Thursday, June 7, 2007

The Obligatory iPhone Prediction

Based on the stock price increase since the iPhone was announced, somewhere between 25% and 33% of Apple's stock price is due to speculation on the iPhone. Instead of tradational investors, Apple gets "fanboy" investors; from a tradational investment perspective, it's a horrible investment. It's P/E is high, and they haven't paid a dividend since 1995--it behaves more like a startup than a mature company. Prices this high are due to a combination of investors expecting growth, or investors expecting the next product to drive up the stock price.

So the question is what should Apple be worth? If there's a crash, at what price should it drop to to make it worthwhile? First, if it didn't have such strong growthm, and instead matched the Nasdaq, it's F P/E would be 20.8--a value indicating it's either a little overpriced or moderate growth is expected. For comparison, this is around the average of Microsoft's P/E and F P/E--it's a reasonable value when compared to similar companinies

There are two examples to look at for guessing a reasonable price for Apple: the iPod and the Motorola RAZR (which was interestingly described as the iPod of mobile phones). The forgotten story of the iPod is that it was launched in 2001 as just another mp3 player. It became popular a few years later after 3 generations of hardware fixed the bugs. Apple kept a prices somehwhat high, balancing the phones exclusivity and profits. In contrast, the RAZR was marketed from the beginning as a stylish, exlusive phone. It followed a business model of consistent price drops, eventually leading to the comoditization of the phone. As more and more people obtained RAZRs, profit margins slipped, and Motorola was left looking for the next RAZR. The likely aproach is a phone initially introduced and priced much like the RAZR, at $400-$500, and over time, prices will be reduced, but the phone will always carry at least a $150 price tag. From a business perspective, Apple is in a good position with the product.

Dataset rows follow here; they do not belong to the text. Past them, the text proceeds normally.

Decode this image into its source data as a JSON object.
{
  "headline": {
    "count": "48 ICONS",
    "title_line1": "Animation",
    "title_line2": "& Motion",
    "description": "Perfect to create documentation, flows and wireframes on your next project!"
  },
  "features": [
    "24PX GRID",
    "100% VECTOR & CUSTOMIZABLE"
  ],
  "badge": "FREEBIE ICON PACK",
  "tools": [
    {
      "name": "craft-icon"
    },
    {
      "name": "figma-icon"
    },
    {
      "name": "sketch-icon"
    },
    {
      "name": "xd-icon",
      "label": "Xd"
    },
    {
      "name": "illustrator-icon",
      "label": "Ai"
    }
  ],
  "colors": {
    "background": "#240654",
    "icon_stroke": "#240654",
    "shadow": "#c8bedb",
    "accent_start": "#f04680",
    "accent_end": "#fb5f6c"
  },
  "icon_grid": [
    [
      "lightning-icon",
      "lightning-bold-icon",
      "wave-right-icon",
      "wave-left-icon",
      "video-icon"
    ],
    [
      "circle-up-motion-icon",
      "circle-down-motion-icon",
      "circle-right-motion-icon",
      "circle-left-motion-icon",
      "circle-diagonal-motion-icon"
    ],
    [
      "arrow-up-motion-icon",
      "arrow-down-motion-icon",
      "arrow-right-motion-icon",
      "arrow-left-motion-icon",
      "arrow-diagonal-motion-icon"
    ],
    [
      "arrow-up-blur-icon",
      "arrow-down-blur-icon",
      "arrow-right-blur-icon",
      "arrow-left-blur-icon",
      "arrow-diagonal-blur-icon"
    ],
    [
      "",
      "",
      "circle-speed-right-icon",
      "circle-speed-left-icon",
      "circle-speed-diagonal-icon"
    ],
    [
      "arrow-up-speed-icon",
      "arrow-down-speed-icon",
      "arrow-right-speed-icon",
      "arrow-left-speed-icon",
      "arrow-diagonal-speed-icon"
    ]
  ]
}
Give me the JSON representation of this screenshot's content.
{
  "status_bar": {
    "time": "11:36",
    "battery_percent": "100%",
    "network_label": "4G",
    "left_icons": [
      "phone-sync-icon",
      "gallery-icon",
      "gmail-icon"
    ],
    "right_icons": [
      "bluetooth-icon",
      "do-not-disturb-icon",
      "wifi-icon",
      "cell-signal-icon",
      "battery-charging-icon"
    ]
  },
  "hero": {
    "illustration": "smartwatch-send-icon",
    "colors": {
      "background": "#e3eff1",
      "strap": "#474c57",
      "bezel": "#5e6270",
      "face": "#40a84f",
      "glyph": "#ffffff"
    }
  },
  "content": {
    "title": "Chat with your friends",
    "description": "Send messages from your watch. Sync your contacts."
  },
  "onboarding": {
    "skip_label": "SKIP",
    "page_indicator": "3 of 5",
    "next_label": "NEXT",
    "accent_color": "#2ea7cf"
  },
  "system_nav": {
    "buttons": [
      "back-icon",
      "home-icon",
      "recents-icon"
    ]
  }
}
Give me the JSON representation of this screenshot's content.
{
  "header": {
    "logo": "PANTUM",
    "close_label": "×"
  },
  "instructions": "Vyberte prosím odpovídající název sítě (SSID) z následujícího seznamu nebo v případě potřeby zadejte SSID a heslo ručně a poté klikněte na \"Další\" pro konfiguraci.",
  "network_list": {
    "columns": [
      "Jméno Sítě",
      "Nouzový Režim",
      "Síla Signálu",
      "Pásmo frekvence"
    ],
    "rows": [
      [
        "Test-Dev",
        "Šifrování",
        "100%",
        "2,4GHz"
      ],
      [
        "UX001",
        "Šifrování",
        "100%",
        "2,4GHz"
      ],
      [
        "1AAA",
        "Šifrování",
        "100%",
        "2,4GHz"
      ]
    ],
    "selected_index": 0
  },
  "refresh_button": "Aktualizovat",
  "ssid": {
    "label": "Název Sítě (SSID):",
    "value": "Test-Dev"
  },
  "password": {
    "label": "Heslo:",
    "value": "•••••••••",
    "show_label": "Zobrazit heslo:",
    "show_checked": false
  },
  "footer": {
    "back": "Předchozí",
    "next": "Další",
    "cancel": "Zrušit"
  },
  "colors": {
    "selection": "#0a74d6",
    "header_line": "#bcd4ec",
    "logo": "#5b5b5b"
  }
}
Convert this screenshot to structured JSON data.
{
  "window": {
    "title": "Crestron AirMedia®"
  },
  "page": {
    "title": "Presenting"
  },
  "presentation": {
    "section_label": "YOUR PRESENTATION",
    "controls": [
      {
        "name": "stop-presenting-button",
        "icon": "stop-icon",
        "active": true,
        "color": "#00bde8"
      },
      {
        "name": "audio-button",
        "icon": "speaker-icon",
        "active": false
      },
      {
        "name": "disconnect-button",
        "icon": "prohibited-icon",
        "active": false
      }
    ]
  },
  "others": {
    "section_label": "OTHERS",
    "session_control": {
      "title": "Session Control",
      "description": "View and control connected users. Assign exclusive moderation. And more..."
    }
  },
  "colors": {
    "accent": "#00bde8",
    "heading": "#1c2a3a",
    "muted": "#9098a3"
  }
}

But one product, one $30 billion product. According to the F P/E without the recent price increase, Apple needs to increase profit by $1.4 billion per year to keep up with expectations. Apple's current profit is just under $2 billion per year. The iPhone will likely cut into iPod sales. When Motorola released the ROKR, it was rumored the 100 song limit was done by Apple to prevent the ROKR from hurting iPod sales.

The demographics of iPhone buyers probably looks like this: those under 20 probably can't afford it, and those over 35 are in the Blackberry crowd and were skipped over by iPods.

Apple will probably make the profit margin on iPhones steady (unlike Motorola and the RAZR). The 50% rumored profit margin will probably continue. Since I'm after the price Apple should be, I'll look at long term iPhone sales. Due to demographics, of the 200 million cell phone owners in the US, around 25% are in the age group likely to buy iPhones. Around 80 million mp3 players have been sold so 50 million out there, and around 70% are iPods, so that leaves 35 million buyers in the US. At best, that means 20 million iPhones (remembering that the curve representing iPhone buyer distribution is like the iPod one, only lower and narrower). At what will probably work out to $150 profit per unit, or $3 billion. Most of these phones will replace iPods (or cause someone to buy the phone, not the iPod), so the $3 billion is closer to $1.5 billion. The overseas estimate is harder, but the market is probably a lot smaller. Asia and Europe have see far more mobile phones than the US, and they won't be as easily impressed, especially liking smaller designs. If cell phones get replaced every 3 years and overseas sales is the same as US, iPhones will profit $1 Billion per year, the P/E for AAPL.iPhone will be 30. That's very close to the current F P/E.

So that makes the AAPL price apropriate. The problem is that this neglected risk, competition from Motorola, Nokia, and Sony (who knows, maybe Microsoft), and the 10% market share was generous. Since I want to know what price AAPL is actually worth, all I need to do is guess the market share. In reality and in the long term, I think it will be around 4%. I can barely see 1/20 people having one. That makes the P/E for AAPL.iPhone 75.

Going back up to the corrected F P/E, I'd like to see AAPL.iPhone down to either it or the current P/E (20-30). I'll buy AAPL if it dips below 95, presumably after a correction.

The iPhone will migrate users from the lower profit iPod to the iPhone and take another round of money away for them to say cool, but it won't expand Apple's market; it's just an upgrade. Blackberry users need a keyboard, kids need something cheap, and parents don't need the product. The iPod market is almost saturated, and whatever growth is left is already in the high stock price.

The important thing to remember is that reviews and perceptions of the iPhone within the first month will dictate what the market's reaction will be. Apple has an ace up its sleve, here: there's an opening in the market for such a product. There hasn't been a stylish, exlusive phone since the RAZR came out in 2004. It's all left to Apple's execution, though. There was an opening in the market for a similar product, Motorola's ROKR, a phone that could even work with iTunes. Ultimately, both the hardware and software were clunky, turning users off. Apple certainly has the track record to make it work smoothly, provided they get the GSM part right. After all, who wants to pay $600 for bad reception, dropped calls, and music, all in one package?